Question

As shown in fig., two identical capacitors are connected to a battery of $V\text{volts}$ in parallel. When capacitors are fully charged their energy is $U_1$. If the key $K$ is opened and a material of dielectric constant ${\epsilon }_r=2$ is inserted in each capacitors their stored energy is now $U_2.$ Then, $\frac{U_1}{U_2}$ will be

• A. $\frac{3}{5}$
• B. $\frac{5}{3}$
• C. $\frac{4}{5}$
• D. $\frac{5}{4}$

Answer 1

The correct option is C $\frac{4}{5}$

The given circuit is,


Initially, when the switch is closed both the capacitors A and B are in parallel and therefore, the energy stored in the capacitor is,

$U_1=2\times \frac{1}{2}C{V}^2...\left(1\right)$

When switch S is opened, B gets disconnected from the battery. The capacitor B is now isolated and the charge on an isolated capacitor remains constant. On the other hand A remains connected to the battery.
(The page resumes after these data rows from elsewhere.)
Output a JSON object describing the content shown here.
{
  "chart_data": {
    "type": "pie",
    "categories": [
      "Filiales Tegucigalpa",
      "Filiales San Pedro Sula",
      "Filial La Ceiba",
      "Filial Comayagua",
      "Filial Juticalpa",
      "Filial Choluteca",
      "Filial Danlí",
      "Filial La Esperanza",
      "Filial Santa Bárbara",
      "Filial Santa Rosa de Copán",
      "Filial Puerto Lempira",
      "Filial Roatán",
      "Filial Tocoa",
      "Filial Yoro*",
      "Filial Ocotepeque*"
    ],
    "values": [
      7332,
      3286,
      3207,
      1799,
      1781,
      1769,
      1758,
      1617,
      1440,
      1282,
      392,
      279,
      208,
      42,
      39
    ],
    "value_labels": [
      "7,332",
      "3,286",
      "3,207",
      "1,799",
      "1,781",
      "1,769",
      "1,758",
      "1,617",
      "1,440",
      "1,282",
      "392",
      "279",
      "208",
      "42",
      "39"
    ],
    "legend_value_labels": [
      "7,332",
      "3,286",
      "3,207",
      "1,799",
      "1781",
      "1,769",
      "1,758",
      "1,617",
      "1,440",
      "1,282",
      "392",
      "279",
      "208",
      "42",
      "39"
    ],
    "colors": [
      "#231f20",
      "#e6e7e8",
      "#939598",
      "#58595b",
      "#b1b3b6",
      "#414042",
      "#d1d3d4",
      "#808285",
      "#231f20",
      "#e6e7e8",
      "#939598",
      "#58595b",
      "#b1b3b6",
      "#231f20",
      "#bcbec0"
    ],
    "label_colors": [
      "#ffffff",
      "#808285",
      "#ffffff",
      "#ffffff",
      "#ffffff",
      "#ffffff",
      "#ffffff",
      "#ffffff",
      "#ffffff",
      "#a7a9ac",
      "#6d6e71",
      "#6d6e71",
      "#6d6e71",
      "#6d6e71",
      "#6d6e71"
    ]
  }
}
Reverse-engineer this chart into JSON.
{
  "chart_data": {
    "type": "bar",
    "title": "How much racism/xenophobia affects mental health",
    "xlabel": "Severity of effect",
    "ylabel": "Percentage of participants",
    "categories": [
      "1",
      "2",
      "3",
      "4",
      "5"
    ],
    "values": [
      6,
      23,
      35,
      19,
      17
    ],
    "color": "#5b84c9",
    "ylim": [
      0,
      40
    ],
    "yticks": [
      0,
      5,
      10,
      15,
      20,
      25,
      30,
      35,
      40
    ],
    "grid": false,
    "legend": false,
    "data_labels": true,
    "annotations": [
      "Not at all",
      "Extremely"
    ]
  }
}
Hence, potential $V$ remains constant on it.

When the capacitors are filled with a dielectric, their capacitance increase to $KC$ therefore, energy stored in B changes to $\frac{Q^2}{2KC}$

Where $Q=CV$ is the charge on B, which remains constant.

Thus the final total energy stored in the capacitors is,

$U_2=\frac{1}{2}\frac{(CV{)}^2}{KC}+\frac{1}{2}KC{V}^2=\frac{1}{2}C{V}^2(K+\frac{1}{K})....\left(2\right)$

Form equation $\left(1\right)$ and $\left(2\right)$ we find;

$\frac{U_1}{U_2}=\frac{2K}{K^2+1}$

As $K=2$

$\frac{U_1}{U_2}=\frac{2\times 2}{(2{)}^2+1}=\frac{4}{5}$